Comme religieux jésuite comment qualifier l’attitude du pape François à l’égard de la jeunesse?

Le pape François est très attentionné envers les jeunes. Il les comprend. Il rejoint leur réalité et leurs attentes, par un discours simple mais qui touche les cœurs. On peut sentir cela à travers ses messages lors des JMJ et tant d’autres adressé par exemple aux jeunes malgaches,… Son attention va également envers ceux qui inspirent les jeunes. On le voit accueillir des stars de football et bien d’autres, les rappelant qu’ils ont la tâche de communiquer des valeurs aux jeunes. Le pape François est un pasteur pour les jeunes. Non seulement pour les jeunes catholiques, mais de tous les jeunes qui trouvent en lui à la fois un guide spirituel et un pape cool.

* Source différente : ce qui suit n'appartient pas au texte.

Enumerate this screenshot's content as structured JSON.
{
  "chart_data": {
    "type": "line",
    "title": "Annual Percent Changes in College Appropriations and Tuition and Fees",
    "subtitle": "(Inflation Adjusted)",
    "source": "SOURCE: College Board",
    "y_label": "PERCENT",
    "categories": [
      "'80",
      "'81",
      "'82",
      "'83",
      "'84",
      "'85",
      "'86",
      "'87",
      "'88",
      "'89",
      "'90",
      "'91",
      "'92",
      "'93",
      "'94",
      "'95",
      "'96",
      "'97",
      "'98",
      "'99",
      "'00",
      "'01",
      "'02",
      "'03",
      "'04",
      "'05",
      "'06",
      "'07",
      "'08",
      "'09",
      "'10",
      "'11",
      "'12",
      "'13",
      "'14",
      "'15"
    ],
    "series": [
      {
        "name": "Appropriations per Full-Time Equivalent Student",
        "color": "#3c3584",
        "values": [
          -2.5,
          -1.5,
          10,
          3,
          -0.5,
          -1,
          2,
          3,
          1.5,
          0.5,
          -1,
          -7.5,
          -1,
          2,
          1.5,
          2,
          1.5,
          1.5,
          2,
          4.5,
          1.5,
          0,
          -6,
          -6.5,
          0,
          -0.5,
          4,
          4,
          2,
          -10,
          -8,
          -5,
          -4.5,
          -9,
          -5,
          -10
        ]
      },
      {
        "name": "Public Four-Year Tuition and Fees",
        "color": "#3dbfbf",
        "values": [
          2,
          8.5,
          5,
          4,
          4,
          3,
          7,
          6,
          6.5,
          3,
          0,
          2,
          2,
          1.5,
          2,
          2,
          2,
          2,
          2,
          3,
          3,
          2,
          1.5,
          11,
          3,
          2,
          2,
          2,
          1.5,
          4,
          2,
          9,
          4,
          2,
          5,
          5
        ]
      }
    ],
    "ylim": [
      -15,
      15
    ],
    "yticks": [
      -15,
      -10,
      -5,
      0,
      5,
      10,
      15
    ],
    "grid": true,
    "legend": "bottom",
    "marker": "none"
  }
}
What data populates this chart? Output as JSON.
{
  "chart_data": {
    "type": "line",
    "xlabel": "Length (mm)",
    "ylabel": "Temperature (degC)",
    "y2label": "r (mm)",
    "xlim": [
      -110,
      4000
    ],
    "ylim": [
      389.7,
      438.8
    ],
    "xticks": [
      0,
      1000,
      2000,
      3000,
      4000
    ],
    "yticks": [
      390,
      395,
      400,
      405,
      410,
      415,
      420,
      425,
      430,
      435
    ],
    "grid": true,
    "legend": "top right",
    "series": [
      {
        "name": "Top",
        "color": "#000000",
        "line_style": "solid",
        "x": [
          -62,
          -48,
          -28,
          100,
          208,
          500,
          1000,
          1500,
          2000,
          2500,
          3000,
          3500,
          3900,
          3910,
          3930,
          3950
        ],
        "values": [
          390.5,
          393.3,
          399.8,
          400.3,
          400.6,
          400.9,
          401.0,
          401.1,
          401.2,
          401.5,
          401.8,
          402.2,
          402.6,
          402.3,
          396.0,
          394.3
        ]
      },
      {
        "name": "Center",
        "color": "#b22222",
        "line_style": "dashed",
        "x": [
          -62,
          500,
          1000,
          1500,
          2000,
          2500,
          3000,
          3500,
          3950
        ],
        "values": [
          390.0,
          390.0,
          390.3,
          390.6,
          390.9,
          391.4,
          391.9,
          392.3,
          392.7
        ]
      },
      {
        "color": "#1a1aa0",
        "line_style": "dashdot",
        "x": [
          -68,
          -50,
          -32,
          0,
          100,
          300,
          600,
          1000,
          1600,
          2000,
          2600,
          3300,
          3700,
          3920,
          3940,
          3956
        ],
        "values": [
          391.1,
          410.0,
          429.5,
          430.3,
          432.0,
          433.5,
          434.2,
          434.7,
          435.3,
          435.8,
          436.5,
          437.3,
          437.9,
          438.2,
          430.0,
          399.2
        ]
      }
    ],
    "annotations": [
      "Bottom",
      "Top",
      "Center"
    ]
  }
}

Un mot en guise de conclusion!

Nous venons de célébrer saint Jean Paul II, ce pape contemporain qui nous a marqué par ses nombreux écrits visant à protéger et à promouvoir la vie humaine; j’aimerai reprendre ici une de ses célèbres paroles prononcée le 22 octobre 1978, au début de son pontificat : « N’ayez pas peur ». J’adresse cette invitation à tous les jeunes. Qu’ils n’aient pas peur de défendre leurs valeurs. Qu’ils sachent qu’ils connaissent mieux ce qui est meilleur pour eux que quiconque.  Qu’ils ne prennent pas subitement pour vrai ce que la majorité de leur entourage prône, puisque la vérité peut demeurer cachée innocemment et discrètement. Que les éducateurs n’aient pas peur des jeunes. Qu’ils n’aient pas peur de les aimer et de les approcher. Qu’ils se dépouillent des préjugés. Qu’ils accueillent les jeunes avec beaucoup de respect.